This is sort of note to myself. Here is a good article that I found while ago QPI Quiescence from Dave Dice. Again this makes me feel multi-processor or multi-core CPU like a networked system. See this article. Also the article mentioned Atomic CAS is more than 3 times expensive than regular CAS.

This slide summarized and visualized what is Quiescent Consistency very well.

“Method calls separated by a period of quiescence should appear to take effect in their real-time order.” (Herlihy/Shavit 2008)

QPI Quiescence is interesting way to create asymmetric synchronization which is basically optimization for fast-path thread. Idea is eliminating any #LOCK signal from fast-path thread as possible. And the slow-path thread still can use #LOCK signal and also creates QPI Quiescence.

Windows provides FlushProcessWriteBuffers API which is in fact a mechanism to create Quiescent Consistency in muti-processor system. It also recognizes process CPU affinity.

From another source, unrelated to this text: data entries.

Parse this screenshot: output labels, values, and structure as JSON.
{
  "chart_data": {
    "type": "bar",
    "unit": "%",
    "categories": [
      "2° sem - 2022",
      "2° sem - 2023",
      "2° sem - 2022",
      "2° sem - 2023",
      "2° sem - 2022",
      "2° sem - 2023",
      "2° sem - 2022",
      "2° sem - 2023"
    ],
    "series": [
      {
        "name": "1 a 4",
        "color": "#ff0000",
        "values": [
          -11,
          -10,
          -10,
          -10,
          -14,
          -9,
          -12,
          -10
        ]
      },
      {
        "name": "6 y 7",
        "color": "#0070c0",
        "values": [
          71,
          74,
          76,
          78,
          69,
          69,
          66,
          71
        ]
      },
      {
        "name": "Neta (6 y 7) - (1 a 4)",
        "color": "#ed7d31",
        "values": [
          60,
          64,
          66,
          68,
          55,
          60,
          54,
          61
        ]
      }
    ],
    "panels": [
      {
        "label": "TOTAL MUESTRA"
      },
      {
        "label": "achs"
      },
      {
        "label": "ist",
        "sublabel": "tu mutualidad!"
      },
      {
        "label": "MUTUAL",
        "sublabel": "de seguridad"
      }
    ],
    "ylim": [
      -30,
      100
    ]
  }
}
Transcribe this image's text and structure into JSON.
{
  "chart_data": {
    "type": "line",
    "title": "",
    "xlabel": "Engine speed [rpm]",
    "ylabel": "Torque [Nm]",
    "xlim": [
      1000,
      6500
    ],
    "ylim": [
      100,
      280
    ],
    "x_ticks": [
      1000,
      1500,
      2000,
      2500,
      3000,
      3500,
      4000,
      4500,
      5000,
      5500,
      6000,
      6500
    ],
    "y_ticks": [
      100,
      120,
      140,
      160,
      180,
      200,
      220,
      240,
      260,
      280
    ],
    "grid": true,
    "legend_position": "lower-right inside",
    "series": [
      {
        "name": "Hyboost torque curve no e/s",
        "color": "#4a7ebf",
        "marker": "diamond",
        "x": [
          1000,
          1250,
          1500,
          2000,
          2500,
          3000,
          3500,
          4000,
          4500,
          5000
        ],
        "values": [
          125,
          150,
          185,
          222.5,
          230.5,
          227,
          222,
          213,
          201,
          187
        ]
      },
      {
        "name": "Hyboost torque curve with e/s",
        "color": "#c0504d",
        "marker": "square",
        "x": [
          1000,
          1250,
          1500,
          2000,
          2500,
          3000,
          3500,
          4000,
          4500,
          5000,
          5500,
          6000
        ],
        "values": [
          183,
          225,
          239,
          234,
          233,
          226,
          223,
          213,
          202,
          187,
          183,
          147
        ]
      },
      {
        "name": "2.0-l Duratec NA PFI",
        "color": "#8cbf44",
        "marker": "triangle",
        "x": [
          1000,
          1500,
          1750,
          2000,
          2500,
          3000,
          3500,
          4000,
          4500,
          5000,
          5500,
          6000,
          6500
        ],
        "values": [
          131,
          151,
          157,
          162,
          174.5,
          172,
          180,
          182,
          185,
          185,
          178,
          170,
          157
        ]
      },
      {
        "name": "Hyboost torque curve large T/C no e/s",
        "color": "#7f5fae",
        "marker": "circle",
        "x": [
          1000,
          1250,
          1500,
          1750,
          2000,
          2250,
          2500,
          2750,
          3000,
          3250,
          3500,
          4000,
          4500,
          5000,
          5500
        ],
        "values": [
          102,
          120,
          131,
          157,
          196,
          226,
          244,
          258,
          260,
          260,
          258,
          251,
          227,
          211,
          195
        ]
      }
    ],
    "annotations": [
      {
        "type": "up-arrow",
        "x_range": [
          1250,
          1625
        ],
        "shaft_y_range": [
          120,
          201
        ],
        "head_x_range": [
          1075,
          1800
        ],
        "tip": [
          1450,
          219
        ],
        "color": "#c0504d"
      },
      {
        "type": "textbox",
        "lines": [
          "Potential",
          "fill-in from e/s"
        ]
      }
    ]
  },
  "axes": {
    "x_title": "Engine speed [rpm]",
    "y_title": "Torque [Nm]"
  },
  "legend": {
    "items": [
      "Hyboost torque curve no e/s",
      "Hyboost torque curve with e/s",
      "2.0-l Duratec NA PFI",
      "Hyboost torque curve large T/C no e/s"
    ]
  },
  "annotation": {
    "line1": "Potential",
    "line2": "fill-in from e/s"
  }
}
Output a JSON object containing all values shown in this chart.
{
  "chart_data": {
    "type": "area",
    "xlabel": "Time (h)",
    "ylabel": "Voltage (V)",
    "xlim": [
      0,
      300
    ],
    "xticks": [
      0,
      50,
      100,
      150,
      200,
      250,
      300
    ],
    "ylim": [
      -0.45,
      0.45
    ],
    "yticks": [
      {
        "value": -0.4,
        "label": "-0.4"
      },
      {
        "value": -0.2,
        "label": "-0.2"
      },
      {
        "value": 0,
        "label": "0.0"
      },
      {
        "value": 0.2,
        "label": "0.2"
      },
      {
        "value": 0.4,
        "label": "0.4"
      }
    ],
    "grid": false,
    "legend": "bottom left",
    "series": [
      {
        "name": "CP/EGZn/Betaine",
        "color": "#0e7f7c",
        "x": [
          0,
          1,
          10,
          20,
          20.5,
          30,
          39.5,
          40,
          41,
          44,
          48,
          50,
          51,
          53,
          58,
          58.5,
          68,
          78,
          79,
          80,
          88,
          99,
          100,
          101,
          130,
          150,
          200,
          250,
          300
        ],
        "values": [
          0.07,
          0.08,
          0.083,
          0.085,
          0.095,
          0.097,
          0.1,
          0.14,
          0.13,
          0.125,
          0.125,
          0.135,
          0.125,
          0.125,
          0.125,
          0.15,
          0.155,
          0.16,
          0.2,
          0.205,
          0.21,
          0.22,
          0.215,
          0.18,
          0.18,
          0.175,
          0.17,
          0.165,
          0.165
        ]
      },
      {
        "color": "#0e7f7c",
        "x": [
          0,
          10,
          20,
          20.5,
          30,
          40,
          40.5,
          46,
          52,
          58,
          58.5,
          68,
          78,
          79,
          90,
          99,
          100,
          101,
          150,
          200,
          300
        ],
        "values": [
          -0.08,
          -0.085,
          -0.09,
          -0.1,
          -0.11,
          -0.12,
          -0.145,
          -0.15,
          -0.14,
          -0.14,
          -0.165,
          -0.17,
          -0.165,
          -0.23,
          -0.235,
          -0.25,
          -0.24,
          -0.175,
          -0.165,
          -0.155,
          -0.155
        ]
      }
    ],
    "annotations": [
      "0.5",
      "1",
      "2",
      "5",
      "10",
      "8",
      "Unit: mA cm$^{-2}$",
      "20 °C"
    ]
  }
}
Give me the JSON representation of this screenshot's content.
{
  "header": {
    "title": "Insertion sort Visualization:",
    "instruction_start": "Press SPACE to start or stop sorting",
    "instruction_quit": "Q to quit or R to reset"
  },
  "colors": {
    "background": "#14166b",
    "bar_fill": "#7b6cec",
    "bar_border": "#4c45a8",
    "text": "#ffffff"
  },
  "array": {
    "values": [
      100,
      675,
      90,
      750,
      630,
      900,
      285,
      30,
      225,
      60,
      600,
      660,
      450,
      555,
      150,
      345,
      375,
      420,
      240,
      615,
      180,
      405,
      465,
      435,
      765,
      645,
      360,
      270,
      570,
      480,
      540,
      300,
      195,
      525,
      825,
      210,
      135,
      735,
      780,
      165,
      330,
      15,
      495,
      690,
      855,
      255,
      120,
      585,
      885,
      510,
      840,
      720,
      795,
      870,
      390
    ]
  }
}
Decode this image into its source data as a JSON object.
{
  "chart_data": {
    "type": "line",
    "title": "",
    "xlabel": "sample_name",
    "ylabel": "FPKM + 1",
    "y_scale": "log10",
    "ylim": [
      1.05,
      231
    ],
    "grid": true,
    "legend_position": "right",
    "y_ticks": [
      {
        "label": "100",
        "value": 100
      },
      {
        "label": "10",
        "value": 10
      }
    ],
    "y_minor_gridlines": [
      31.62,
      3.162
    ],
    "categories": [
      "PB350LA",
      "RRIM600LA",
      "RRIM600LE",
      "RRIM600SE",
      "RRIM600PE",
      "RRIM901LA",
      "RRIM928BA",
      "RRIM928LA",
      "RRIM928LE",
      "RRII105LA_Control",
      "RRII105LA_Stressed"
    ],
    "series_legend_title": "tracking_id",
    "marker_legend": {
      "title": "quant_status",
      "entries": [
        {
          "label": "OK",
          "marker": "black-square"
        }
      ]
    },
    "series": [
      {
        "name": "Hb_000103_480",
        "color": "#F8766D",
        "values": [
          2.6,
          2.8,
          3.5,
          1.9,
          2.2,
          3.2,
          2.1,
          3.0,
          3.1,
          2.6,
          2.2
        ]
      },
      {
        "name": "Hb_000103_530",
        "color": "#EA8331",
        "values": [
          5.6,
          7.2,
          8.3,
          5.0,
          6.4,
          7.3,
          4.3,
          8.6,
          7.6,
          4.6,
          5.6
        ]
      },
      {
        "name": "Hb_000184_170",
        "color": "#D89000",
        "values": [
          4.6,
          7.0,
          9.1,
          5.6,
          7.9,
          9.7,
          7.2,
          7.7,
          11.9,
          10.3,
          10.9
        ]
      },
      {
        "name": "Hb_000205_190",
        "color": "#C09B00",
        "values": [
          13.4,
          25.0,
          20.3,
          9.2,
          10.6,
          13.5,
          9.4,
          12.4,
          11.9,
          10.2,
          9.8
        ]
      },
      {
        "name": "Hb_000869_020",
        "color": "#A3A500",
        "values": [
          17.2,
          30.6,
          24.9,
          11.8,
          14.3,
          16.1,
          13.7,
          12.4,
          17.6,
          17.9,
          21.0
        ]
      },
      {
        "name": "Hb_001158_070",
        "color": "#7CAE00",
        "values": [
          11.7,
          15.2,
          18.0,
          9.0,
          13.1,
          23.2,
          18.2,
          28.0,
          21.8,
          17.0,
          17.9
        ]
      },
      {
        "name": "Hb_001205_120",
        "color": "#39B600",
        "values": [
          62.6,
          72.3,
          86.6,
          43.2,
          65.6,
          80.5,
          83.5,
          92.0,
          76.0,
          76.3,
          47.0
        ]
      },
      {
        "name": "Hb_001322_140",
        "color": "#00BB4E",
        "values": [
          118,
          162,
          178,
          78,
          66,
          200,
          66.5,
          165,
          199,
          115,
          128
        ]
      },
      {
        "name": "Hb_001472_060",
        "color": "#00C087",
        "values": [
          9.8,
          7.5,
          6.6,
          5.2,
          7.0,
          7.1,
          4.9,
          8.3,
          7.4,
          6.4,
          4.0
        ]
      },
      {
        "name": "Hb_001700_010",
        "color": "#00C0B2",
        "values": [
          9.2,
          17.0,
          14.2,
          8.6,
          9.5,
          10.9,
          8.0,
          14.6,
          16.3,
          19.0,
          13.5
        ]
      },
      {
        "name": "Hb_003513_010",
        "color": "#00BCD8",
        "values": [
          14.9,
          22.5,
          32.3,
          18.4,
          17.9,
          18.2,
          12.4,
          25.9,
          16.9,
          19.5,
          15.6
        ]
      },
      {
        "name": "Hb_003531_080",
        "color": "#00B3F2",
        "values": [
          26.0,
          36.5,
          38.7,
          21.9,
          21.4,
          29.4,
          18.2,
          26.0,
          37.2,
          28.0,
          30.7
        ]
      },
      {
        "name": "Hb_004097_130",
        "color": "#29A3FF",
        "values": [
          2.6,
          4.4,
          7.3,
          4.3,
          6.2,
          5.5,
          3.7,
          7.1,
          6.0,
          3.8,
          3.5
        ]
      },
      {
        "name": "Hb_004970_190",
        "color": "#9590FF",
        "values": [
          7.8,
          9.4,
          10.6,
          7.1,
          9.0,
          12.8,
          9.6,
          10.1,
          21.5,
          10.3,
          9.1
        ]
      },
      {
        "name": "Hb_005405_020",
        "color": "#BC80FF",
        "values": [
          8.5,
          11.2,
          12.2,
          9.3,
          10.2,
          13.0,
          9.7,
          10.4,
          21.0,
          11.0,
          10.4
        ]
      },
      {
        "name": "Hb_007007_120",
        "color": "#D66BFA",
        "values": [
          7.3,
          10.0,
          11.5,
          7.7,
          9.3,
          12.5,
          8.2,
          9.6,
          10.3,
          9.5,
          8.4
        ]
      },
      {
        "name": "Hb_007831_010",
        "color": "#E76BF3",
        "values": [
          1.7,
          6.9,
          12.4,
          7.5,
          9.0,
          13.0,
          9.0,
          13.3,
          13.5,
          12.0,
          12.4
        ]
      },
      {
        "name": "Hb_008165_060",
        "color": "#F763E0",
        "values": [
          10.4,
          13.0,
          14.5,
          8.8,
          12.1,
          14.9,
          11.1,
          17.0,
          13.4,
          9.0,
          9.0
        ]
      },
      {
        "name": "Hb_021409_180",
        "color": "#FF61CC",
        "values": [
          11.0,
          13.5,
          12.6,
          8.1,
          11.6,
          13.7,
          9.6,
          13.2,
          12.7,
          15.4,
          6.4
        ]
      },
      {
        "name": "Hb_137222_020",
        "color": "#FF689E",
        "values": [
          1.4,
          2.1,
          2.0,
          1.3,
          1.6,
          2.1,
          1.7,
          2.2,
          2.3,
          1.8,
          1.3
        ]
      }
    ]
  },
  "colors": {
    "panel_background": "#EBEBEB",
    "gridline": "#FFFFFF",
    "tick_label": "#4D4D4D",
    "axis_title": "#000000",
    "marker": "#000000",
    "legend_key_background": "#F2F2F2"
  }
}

Flushes the write queue of each processor that is running a thread of the current process. The function generates an interprocessor interrupt (IPI) to all processors that are part of the current process affinity. It guarantees the visibility of write operations performed on one processor to the other processors.

Dmitri’s timing result is promising. I even wrote a Reader/Writer lock which is using FlushProcessWriteBuffers API before. I’d like to improve the R/W lock with perf comparison with other locks.